6. The control unit detects a closed door in the second region of the captured image by extracting predetermined image features from the captured image, or by comparing the captured image with a predetermined pattern and detecting matching portions. The information processing apparatus according to claim 1.

7. The control unit, By adjusting the difference between the parts of the person detected by skeletal detection and the outline of the person's body, by detecting the outline of the person by image segmentation, or by converting the lines connecting the parts of the person detected by skeletal detection into rectangles enlarged to a predetermined width or by a magnification for each part, and using the rectangles as parts of the person, it is possible to detect whether there is an overlap between the parts of the person and the second region, and to detect the person who is present in the second region. The information processing apparatus according to claim 1.
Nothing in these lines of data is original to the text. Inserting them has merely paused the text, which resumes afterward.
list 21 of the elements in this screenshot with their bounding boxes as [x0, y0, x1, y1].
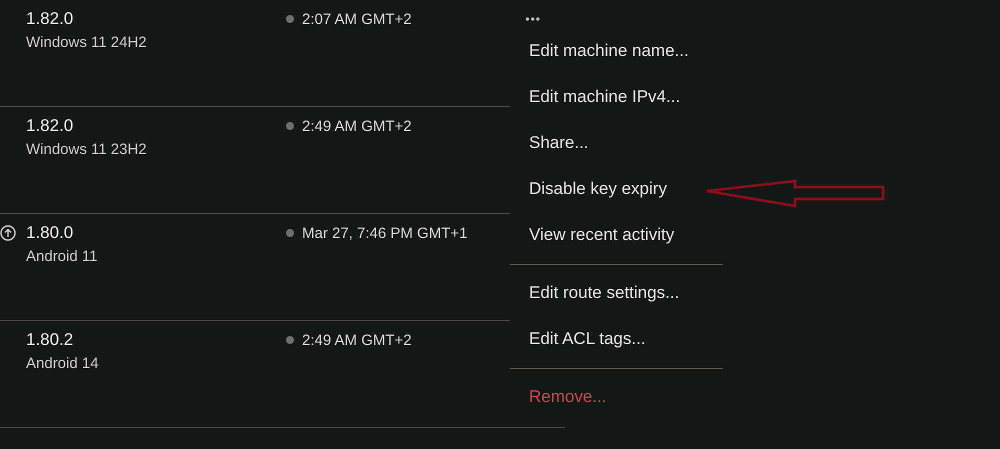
- menu-item[interactable]: Disable key expiry: [510, 172, 723, 218]
- menu-item[interactable]: Edit ACL tags...: [510, 322, 723, 368]
- last-seen-text: 2:07 AM GMT+2: [302, 10, 412, 28]
- last-seen-text: 2:49 AM GMT+2: [302, 118, 412, 134]
- version-text: 1.80.0: [26, 222, 74, 244]
- last-seen-text: Mar 27, 7:46 PM GMT+1: [302, 224, 468, 242]
- os-text: Windows 11 24H2: [26, 33, 148, 53]
- version-text: 1.80.2: [26, 329, 74, 351]
- menu-item[interactable]: Edit machine name...: [510, 34, 723, 80]
- menu-item[interactable]: Edit machine IPv4...: [510, 80, 723, 126]
- menu-item[interactable]: View recent activity: [510, 218, 723, 264]
- version-text: 1.82.0: [26, 115, 74, 137]
- more-button[interactable]: •••: [523, 8, 543, 30]
- os-text: Windows 11 23H2: [26, 140, 148, 160]
- menu-item[interactable]: Share...: [510, 126, 723, 172]
- os-text: Android 14: [26, 354, 100, 374]
- os-text: Android 11: [26, 247, 98, 267]
- version-text: 1.82.0: [26, 8, 74, 30]
- menu-item[interactable]: Edit route settings...: [510, 265, 723, 322]
- last-seen-text: 2:49 AM GMT+2: [302, 332, 412, 348]
- menu-item[interactable]: Remove...: [510, 369, 723, 426]
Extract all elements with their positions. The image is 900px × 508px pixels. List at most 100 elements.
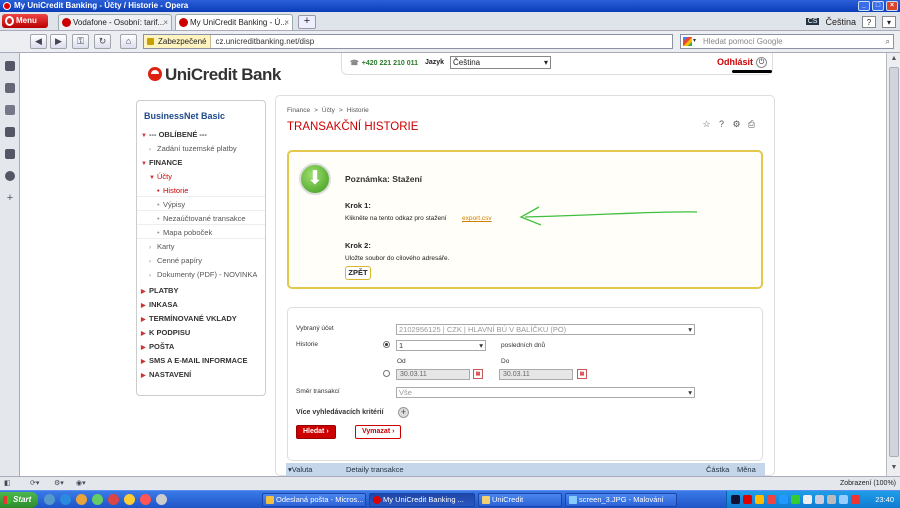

8. The control unit, In the captured image, whether a person detected overlapping the second region on the first region is the same person passing through the first region is identified by facial recognition or motion vector of the person. The information processing apparatus according to claim 3.

9. The control unit, If the second region is obstructed in the captured image and cannot be detected, the state of a third region different from the second region is detected to determine whether or not passage through the gate is restricted. The information processing apparatus according to claim 1.

10. The first region is the area within the passageway enclosed by an entrance for entering the gate and an exit for exiting the gate. The information processing apparatus according to claim 1.

11. The aforementioned predetermined object is a closed door for restricting passage through the gate, The second area is the area in which the closed door for restricting passage through the gate is visible. The information processing apparatus according to claim 1.

12. An imaging unit that images a gate for selectively permitting or restricting access to an area where only persons meeting specific conditions are allowed to enter, A control unit detects a person passing through a first region and a predetermined object present in a second region from the image captured by the imaging unit, Equipped with, The control unit is an information processing system that determines whether or not the person is illegally entering the area based on a change in the combination of the detection result of the person passing through the first area and the detection result of the predetermined object present in the second area.

13. Information processing device, Capture images of gates that selectively permit or restrict access to restricted areas, allowing only individuals who meet specific conditions to enter. From the aforementioned captured image, a person passing through the first area is detected. From the aforementioned captured image, a predetermined object present in the second region is detected. An information processing method for determining whether a person is illegally entering an area based on a change in the combination of the detection result of a person passing through the first area and the detection result of a predetermined object present in the second area.

14. In an information processing device, The steps include: acquiring a photographic image of a gate used to selectively permit or restrict access to an area where only persons meeting specific conditions are allowed to enter; The steps include detecting a person passing through a first area from the aforementioned captured image, The steps include detecting a predetermined object in a second region from the captured image, The system is configured to perform the step of determining whether the person is illegally entering the area based on a change in the combination of the detection result of the person passing through the first area and the detection result of the predetermined object present in the second area. Information processing program.